Sloppy BBQ Jackfruit Sliders with Slaw, Sriracha Mayo & Pickles



Sloppy BBQ Jackfruit Sliders with Slaw, Sriracha Mayo & Pickles
Equipment
- Sauté pan or skillet
- Mixing Bowl
- Wooden Spoon or Spatula
- knife and cutting board
- Mandolin (optional, for shaving cabbage finely)
- Small whisk (for mixing Sriracha mayo)
- Citrus juicer (for lime juice)
- Serving platter or individual plates for sliders
Ingredients
Jackfruit Filling:
- 31/2 cups green jackfruit (from a pouch or can), drained and rinsed
- 3 tbsp olive oil, divided
- 1 small white onion, thinly sliced
- 2 cloves garlic, minced
- 1/2 cup smoky BBQ sauce (store-bought or homemade)
- 1 tbsp sriracha sauce
- 1/4 cup vegetable stock
- 1/2 cup chopped fresh cilantro
Quick Slaw:
- 3 cups finely shaved green cabbage
- 1/2 lime, juiced
- 1 tbsp olive oil
- 1/4 cup chopped fresh cilantro
- Sea salt and black pepper, to taste
Assembly:
- 8 slider-size buns, toasted if desired
- 1 cup thin dill pickle rounds
- 1/2 cup sriracha mayo
Instructions
Prepare the Jackfruit Filling:
- Cut the inner cores of the jackfruit into strips (they don’t shred like the rest of the fruit).

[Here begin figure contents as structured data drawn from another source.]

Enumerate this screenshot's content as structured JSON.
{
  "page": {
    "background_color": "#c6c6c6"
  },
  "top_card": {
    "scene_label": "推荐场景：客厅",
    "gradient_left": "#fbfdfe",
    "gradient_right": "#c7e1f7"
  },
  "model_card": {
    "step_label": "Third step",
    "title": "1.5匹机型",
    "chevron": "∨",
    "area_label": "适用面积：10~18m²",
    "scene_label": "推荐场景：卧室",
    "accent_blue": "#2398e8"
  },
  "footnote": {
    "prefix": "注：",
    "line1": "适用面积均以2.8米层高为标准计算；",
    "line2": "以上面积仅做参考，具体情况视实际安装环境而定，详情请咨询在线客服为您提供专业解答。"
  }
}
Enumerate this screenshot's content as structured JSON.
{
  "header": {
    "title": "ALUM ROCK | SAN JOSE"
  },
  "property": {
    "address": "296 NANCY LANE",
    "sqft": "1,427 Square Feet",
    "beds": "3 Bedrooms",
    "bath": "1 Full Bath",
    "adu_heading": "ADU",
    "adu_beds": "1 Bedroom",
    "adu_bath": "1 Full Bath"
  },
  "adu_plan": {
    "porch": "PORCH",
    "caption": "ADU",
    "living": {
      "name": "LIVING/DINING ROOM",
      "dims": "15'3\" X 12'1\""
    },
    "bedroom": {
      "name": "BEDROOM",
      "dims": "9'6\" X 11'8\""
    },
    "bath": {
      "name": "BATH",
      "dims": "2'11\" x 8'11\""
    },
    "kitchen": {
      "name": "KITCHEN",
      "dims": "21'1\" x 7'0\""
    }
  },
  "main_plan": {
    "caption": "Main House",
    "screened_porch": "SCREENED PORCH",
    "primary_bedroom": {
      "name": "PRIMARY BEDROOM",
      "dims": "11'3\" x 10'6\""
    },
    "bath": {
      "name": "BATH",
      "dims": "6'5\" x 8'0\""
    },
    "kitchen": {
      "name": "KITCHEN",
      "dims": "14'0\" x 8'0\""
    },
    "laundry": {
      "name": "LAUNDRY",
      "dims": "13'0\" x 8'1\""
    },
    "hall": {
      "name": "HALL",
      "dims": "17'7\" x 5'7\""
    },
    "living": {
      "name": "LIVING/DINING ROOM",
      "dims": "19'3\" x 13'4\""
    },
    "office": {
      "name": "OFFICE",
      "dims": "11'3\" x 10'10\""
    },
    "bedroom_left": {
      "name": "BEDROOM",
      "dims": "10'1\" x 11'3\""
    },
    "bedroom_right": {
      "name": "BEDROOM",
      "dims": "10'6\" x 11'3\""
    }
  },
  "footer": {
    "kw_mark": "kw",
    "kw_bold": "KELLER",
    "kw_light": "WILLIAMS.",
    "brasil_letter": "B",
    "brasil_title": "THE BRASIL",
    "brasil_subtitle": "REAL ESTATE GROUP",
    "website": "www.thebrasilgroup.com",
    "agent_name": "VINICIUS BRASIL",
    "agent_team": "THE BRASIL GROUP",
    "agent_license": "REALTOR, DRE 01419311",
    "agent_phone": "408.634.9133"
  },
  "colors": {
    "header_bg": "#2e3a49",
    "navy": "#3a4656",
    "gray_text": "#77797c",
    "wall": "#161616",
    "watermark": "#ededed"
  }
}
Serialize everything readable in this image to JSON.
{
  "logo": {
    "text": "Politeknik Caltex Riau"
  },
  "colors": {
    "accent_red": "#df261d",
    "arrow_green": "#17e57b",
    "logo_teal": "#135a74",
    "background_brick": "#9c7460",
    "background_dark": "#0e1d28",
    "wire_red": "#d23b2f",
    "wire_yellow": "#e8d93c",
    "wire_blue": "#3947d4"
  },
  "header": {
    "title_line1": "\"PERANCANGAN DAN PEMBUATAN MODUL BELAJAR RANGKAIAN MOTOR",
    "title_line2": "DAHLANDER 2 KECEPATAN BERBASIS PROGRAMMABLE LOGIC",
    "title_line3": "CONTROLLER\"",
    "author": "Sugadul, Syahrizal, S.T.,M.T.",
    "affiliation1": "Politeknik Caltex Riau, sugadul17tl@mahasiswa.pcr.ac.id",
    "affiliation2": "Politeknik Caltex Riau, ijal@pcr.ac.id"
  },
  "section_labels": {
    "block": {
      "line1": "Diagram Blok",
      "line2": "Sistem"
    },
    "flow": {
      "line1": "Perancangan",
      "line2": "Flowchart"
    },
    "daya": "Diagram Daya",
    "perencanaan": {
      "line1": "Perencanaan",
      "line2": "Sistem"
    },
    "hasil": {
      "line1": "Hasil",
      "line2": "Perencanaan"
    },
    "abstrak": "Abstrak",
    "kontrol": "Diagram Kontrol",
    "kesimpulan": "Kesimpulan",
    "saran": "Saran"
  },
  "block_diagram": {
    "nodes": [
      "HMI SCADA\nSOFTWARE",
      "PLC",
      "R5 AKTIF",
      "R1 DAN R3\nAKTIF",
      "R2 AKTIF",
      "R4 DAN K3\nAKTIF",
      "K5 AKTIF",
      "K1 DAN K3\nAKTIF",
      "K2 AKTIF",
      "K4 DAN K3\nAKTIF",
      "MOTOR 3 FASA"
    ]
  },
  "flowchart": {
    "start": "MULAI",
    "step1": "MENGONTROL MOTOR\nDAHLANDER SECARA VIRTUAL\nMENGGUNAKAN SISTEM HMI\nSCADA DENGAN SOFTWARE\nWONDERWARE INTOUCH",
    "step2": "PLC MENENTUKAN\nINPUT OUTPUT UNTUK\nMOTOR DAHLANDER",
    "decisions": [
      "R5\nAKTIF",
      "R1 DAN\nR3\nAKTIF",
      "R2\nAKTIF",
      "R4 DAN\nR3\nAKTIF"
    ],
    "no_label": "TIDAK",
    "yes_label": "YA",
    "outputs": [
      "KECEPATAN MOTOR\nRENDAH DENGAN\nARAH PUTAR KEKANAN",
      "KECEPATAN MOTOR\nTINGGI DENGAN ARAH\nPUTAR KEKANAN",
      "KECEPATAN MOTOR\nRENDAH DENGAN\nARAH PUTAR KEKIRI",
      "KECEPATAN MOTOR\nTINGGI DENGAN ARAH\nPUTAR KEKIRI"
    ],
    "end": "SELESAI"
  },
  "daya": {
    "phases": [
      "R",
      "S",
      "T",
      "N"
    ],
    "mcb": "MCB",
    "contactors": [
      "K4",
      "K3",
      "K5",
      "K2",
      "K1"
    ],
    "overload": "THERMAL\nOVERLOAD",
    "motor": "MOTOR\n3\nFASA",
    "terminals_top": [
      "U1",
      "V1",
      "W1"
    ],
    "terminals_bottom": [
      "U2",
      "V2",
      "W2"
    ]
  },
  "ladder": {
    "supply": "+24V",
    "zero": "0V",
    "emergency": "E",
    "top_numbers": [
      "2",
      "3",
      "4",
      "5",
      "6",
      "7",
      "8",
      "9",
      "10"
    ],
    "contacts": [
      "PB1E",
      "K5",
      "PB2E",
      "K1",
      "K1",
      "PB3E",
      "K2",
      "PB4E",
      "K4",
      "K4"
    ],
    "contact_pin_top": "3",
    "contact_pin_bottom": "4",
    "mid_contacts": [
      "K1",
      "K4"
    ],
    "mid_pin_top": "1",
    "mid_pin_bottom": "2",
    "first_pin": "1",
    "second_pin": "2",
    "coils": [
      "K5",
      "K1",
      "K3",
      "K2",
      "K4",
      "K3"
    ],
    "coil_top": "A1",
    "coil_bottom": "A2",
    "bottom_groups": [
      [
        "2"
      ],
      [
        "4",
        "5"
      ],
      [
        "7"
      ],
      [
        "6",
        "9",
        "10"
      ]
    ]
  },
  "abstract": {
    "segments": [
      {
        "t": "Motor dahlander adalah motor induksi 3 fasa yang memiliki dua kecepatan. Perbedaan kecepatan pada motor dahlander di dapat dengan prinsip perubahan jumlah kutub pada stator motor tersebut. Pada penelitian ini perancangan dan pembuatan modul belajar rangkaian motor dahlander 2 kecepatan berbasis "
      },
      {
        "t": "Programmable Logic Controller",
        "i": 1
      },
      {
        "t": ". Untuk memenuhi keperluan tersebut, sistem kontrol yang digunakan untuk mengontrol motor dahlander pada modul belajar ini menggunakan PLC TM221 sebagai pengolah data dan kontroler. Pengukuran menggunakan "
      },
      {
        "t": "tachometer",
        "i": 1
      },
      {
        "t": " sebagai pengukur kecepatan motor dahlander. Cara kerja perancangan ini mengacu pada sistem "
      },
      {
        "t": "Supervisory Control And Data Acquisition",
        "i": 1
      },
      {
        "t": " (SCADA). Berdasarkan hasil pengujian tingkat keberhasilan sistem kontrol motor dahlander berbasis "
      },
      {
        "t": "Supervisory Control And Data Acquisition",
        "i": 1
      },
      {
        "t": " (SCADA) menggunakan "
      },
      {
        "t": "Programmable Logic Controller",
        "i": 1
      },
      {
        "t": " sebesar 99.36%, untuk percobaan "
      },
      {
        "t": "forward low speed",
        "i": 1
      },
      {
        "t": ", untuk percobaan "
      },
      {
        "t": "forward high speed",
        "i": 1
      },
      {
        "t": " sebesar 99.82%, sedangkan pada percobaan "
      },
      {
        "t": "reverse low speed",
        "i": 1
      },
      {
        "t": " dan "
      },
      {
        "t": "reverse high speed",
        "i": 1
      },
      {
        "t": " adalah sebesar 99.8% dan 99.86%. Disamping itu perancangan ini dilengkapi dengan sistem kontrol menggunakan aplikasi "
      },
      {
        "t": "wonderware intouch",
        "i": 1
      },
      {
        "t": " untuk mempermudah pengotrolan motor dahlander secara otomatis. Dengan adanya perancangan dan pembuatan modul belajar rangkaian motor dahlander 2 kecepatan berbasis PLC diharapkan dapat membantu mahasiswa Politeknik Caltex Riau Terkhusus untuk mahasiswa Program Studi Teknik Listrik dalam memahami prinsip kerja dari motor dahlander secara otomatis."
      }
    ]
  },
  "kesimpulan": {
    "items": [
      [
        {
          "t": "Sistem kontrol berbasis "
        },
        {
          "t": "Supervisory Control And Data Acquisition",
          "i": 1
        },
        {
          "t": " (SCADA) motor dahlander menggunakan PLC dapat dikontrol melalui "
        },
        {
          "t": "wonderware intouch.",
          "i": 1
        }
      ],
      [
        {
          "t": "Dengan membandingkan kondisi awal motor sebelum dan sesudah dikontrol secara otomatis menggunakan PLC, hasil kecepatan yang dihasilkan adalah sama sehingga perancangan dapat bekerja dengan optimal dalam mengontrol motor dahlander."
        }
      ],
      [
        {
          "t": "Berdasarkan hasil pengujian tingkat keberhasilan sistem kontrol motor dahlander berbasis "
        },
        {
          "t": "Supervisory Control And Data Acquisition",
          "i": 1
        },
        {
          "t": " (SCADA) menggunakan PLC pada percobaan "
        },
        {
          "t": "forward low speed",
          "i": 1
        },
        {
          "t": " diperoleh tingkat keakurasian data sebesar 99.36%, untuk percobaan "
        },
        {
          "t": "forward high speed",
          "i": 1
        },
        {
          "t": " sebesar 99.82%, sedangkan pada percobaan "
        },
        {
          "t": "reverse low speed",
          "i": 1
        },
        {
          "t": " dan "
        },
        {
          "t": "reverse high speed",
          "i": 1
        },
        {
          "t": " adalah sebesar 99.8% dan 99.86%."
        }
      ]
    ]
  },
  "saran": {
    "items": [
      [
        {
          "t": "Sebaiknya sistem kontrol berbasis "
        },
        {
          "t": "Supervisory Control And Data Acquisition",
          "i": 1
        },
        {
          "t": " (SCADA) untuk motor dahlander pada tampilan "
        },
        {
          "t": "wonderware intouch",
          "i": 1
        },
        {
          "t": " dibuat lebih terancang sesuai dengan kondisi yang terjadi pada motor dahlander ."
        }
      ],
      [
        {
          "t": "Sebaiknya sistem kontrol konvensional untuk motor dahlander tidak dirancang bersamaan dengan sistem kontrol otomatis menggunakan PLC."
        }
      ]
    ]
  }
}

- Heat 2 tbsp of olive oil in a sauté pan over medium heat. Add the onion and cook until lightly browned, 4-6 minutes.
- Add the jackfruit and cook, stirring occasionally, for another 4-6 minutes until browned. Add the garlic in the final 2 minutes of cooking.
- Stir in BBQ sauce, sriracha, and vegetable stock. Bring to a simmer, then reduce the heat to medium-low and cook until the mixture thickens slightly, about 8 minutes. Stir occasionally to prevent sticking.
- Once the jackfruit mixture is thick but still saucy, stir in ¼ cup of cilantro and remove from heat.
Make the Quick Slaw:
- Toss the shaved cabbage with lime juice, 1 tbsp olive oil, and the remaining ¼ cup cilantro.
- Season with salt and pepper to taste, adjusting seasoning as needed.
Assemble the Sliders:
- Spoon a generous amount of the BBQ jackfruit onto the bottom half of each bun.
- Top with a scoop of slaw, a few pickle slices, and a drizzle of sriracha mayo.
- Close the sliders with the top bun and serve immediately.